The arrow points from a simpler
model (a model with larger model *df*)
to a more complicated model (a model
with smaller model *df*). If two models
are connected by an arrow, then
one model can be formed from another model
by adding or removing one free parameter
(e.g., adding or removing one path).
## Repeat Step 2 with User Prior
In real studies, not all models are
equally probable before having data
(i.e., not all models have equal
prior probabilities). A researcher
fits the original model because
- its
prior probability is higher than other
models, at least other neighboring
models (otherwise, it is not worthy
of collecting data assess thi original
model), but
- the prior probability
is not so high to eliminate the need
for collecting data to see how much it is
supported by data.
Suppose we decide that the prior probability
of the original model is .50: probable, but
still needs data to decide whether it is
empirically supported
This can be done by setting `prior_sem_out`
to the desired prior probability when calling
`model_set()`:
``` r
out1_prior <- model_set(fit1,
prior_sem_out = .50)
```
The prior probabilities of all other
models are equal. Therefore, with
nine models and the prior of the target
model being .50, the prior probability
of the other eight model is (1 - .50) / 8
or .0625.
This is the printout:
``` r
out1_prior
#>
#> Call:
#> model_set(sem_out = fit1, prior_sem_out = 0.5)
#>
#> Number of model(s) fitted : 7
#> Number of model(s) converged : 7
#> Number of model(s) passed post.check: 7
#>
#> The models (sorted by BPP):
#> model_df df_diff Prior BIC BPP cfi rmsea srmr
#> original 2 0 0.500 464.320 0.741 0.958 0.083 0.050
#> drop: y~x 3 -1 0.083 464.340 0.122 0.848 0.129 0.095
#> add: y~m1 1 1 0.083 465.900 0.056 1.000 0.000 0.018
#> drop: m2~m1 3 -1 0.083 465.953 0.055 0.800 0.148 0.116
#> add: m2~x 1 1 0.083 468.575 0.015 0.939 0.142 0.046
#> drop: m1~x 3 -1 0.083 469.403 0.010 0.695 0.183 0.124
#> drop: y~m2 3 -1 0.083 473.291 0.001 0.577 0.216 0.133
#>
#> Note:
#> - BIC: Bayesian Information Criterion.
#> - BPP: BIC posterior probability.
#> - model_df: Model degrees of freedom.
#> - df_diff: Difference in df compared to the original/target model.
#> - To show cumulative BPPs, call print() with 'cumulative_bpp = TRUE'.
#> - At least one model has fixed.x = TRUE. The models are not checked for
#> equivalence.
#> - Since Version 0.1.3.5, the default values of exclude_feedback and
#> exclude_xy_cov changed to TRUE. Set them to FALSE to reproduce
#> results from previous versions.
```
If the prior of the target is set to .50,
then, taking into account both the prior
probabilities and the data, the target
model is strongly supported by the data.
This is the output of `model_graph()`:
``` r
graph1_prior <- model_graph(out1_prior)
plot(graph1_prior)
```
# Advanced Options
## More Neighboring Models
If desired, we can enumerate models
"farther away" from the target model.
For example, we can set the
maximum difference
in model *df* to 2, to include models
having two more or two less *df* than
the original model:
``` r
out1_df2 <- model_set(fit1,
df_change_add = 2,
df_change_drop = 2)
```
This is the printout.
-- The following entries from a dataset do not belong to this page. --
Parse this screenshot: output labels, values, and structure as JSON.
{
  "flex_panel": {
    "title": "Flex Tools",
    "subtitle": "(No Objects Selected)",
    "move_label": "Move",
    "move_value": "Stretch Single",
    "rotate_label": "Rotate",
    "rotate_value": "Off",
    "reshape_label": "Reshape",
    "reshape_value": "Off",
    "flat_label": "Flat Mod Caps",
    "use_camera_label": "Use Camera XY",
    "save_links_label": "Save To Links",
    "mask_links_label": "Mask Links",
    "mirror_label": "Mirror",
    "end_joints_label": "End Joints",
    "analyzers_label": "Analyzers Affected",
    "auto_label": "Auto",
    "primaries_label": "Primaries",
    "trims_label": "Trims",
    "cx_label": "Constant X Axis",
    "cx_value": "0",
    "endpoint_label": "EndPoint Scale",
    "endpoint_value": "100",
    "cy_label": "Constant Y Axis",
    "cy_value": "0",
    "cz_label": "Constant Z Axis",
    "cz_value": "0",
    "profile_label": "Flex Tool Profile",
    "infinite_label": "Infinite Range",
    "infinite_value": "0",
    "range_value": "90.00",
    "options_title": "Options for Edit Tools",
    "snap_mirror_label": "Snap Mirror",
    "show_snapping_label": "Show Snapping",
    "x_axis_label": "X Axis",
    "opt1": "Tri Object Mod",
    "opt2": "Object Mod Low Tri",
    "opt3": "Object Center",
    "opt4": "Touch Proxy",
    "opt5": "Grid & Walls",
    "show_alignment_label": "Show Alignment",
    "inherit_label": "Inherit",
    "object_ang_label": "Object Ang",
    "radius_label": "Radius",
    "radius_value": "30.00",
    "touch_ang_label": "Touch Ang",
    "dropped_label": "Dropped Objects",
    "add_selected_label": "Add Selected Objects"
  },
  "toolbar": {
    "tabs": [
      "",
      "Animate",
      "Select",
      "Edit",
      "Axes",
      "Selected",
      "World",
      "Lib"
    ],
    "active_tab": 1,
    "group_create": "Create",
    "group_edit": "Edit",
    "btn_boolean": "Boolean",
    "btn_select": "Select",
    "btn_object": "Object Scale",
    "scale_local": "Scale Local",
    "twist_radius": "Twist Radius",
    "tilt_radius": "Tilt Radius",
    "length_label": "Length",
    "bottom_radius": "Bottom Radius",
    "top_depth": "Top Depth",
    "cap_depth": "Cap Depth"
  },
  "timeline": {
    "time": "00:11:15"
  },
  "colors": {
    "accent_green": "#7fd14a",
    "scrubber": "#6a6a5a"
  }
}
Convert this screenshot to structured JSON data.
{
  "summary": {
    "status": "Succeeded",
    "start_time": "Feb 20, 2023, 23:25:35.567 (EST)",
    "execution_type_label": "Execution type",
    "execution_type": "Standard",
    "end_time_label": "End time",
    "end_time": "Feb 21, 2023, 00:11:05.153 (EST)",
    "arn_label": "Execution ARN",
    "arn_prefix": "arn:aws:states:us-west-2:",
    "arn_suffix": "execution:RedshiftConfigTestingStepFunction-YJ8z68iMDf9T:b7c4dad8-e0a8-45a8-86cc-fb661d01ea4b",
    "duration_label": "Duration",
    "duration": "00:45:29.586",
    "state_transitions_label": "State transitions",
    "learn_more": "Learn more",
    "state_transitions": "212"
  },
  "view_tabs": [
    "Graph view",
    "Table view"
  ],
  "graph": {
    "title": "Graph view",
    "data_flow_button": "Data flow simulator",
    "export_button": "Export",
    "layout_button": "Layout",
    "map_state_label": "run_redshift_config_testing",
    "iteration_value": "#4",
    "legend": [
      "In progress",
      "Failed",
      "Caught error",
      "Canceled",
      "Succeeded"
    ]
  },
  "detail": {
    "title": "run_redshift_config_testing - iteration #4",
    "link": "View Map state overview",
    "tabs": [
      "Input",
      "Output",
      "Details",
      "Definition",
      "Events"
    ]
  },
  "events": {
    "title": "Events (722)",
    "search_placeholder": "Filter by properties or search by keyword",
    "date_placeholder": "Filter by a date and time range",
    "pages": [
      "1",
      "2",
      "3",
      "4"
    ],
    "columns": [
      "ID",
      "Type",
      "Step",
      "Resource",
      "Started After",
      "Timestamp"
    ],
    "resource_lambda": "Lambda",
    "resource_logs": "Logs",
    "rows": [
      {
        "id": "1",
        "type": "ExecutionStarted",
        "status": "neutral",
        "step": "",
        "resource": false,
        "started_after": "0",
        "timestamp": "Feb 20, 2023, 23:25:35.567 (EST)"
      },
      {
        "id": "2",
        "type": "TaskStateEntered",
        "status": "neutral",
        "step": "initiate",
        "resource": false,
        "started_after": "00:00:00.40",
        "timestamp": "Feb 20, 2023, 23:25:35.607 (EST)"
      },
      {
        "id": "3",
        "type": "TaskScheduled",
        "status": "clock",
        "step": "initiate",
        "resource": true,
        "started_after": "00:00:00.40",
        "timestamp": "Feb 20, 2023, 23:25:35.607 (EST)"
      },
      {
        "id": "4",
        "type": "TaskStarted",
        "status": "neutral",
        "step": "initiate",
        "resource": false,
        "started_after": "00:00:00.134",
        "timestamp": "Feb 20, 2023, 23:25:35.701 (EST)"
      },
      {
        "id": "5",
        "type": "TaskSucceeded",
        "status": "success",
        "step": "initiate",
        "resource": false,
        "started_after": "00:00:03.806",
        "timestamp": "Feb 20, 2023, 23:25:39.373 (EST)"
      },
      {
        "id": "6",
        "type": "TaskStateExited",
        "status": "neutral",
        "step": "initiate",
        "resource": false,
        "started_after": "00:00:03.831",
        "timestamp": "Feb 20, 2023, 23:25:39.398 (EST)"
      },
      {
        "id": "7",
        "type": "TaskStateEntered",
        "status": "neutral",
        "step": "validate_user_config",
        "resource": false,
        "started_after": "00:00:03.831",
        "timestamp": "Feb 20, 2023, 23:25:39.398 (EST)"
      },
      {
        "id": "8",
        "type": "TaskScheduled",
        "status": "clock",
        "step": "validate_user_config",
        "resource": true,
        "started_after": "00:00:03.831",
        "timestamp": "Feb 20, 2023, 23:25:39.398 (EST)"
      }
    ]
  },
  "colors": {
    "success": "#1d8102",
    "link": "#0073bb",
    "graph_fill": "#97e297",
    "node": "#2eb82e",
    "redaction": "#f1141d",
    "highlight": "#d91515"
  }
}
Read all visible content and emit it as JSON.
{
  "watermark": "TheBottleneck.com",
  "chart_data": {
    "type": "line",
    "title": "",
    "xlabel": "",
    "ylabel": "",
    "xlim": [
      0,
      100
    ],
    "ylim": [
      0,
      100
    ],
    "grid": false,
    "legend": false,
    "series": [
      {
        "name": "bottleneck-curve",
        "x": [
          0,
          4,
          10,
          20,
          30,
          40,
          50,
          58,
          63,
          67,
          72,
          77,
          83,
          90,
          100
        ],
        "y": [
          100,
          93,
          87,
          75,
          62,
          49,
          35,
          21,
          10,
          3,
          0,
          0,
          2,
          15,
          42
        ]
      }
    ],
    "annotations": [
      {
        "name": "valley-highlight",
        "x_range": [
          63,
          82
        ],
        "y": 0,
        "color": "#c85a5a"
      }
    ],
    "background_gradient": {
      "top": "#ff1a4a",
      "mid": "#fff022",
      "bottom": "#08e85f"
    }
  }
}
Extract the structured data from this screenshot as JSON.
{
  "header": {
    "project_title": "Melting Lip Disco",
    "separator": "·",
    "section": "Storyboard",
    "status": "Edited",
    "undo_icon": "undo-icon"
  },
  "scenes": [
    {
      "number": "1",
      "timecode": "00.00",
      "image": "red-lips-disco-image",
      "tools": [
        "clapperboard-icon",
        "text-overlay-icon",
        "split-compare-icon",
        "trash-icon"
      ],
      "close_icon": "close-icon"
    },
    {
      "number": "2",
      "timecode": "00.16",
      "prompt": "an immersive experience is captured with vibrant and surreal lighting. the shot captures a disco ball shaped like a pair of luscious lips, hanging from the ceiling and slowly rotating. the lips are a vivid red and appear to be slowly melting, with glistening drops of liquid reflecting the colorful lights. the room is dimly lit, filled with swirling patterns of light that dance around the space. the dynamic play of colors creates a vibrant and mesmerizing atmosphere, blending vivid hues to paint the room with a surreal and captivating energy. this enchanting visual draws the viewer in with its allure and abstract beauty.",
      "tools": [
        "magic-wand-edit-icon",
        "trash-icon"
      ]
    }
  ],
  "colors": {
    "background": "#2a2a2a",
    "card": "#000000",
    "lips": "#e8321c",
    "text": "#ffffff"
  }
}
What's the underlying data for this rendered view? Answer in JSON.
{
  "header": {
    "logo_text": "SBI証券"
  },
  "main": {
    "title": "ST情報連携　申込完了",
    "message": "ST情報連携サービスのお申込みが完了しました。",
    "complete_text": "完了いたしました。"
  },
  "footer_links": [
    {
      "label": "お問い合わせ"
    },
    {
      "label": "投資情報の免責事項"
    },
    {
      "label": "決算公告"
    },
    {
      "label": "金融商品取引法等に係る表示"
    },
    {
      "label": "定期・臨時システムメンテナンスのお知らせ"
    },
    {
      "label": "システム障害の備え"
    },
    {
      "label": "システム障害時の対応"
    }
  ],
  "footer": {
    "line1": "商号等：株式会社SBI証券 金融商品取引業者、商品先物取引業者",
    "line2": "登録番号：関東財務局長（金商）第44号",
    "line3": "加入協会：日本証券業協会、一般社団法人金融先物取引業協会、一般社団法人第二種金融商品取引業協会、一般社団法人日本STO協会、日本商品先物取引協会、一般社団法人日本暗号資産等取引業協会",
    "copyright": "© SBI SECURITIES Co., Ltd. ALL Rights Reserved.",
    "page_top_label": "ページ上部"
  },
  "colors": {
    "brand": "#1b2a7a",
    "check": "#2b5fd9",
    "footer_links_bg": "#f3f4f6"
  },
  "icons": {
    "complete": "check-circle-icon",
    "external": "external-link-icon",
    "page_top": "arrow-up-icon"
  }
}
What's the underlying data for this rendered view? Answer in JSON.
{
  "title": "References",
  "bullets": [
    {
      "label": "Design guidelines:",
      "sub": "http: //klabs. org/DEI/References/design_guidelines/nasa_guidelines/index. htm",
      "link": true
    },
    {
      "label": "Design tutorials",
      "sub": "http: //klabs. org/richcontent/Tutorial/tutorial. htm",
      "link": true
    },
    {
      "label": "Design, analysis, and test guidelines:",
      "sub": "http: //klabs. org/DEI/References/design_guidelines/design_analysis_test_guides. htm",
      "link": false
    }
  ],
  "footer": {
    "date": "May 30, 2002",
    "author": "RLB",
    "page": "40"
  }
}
By default, when there
are more than 20 models, only the top 20
models on BPP will be printed:
``` r
out1_df2
#>
#> Call:
#> model_set(sem_out = fit1, df_change_add = 2, df_change_drop = 2)
#>
#> Number of model(s) fitted : 14
#> Number of model(s) converged : 14
#> Number of model(s) passed post.check: 14
#>
#> The models (sorted by BPP):
#> model_df df_diff Prior BIC BPP cfi rmsea srmr
#> original 2 0 0.071 464.320 0.269 0.958 0.083 0.050
#> drop: y~x 3 -1 0.071 464.340 0.267 0.848 0.129 0.095
#> add: y~m1 1 1 0.071 465.900 0.122 1.000 0.000 0.018
#> drop: m2~m1 3 -1 0.071 465.953 0.119 0.800 0.148 0.116
#> drop: m2~m1;y~x 4 -2 0.071 465.973 0.118 0.690 0.160 0.149
#> add: m2~x 1 1 0.071 468.575 0.032 0.939 0.142 0.046
#> drop: m1~x 3 -1 0.071 469.403 0.021 0.695 0.183 0.124
#> drop: m1~x;y~x 4 -2 0.071 469.423 0.021 0.585 0.185 0.144
#> add: m2~x;y~m1 0 2 0.071 470.154 0.015 1.000 0.000 0.000
#> drop: m1~x;m2~m1 4 -2 0.071 471.036 0.009 0.536 0.196 0.160
#> drop: y~m2 3 -1 0.071 473.291 0.003 0.577 0.216 0.133
#> drop: y~m2;y~x 4 -2 0.071 474.819 0.001 0.422 0.218 0.170
#> drop: m2~m1;y~m2 4 -2 0.071 474.924 0.001 0.419 0.219 0.163
#> drop: m1~x;y~m2 4 -2 0.071 478.374 0.000 0.314 0.238 0.183
#>
#> Note:
#> - BIC: Bayesian Information Criterion.
#> - BPP: BIC posterior probability.
#> - model_df: Model degrees of freedom.
#> - df_diff: Difference in df compared to the original/target model.
#> - To show cumulative BPPs, call print() with 'cumulative_bpp = TRUE'.
#> - At least one model has fixed.x = TRUE. The models are not checked for
#> equivalence.
#> - Since Version 0.1.3.5, the default values of exclude_feedback and
#> exclude_xy_cov changed to TRUE. Set them to FALSE to reproduce
#> results from previous versions.
```
The number of models examined, including
the original model, is 14.
This is the output of `model_graph()`:
``` r
graph1_df2 <- model_graph(out1_df2,
node_label_size = .75)
plot(graph1_df2)
```
Note: Due to the number of nodes,
`node_label_size` is used to reduce
the size of the labels.
## Excluding Some Parameters From the Search
When calling `model_set()`, users can
specify parameters that must be excluded
from the list to be added (`must_not_add`),
or must not be dropped (`must_not_drop`).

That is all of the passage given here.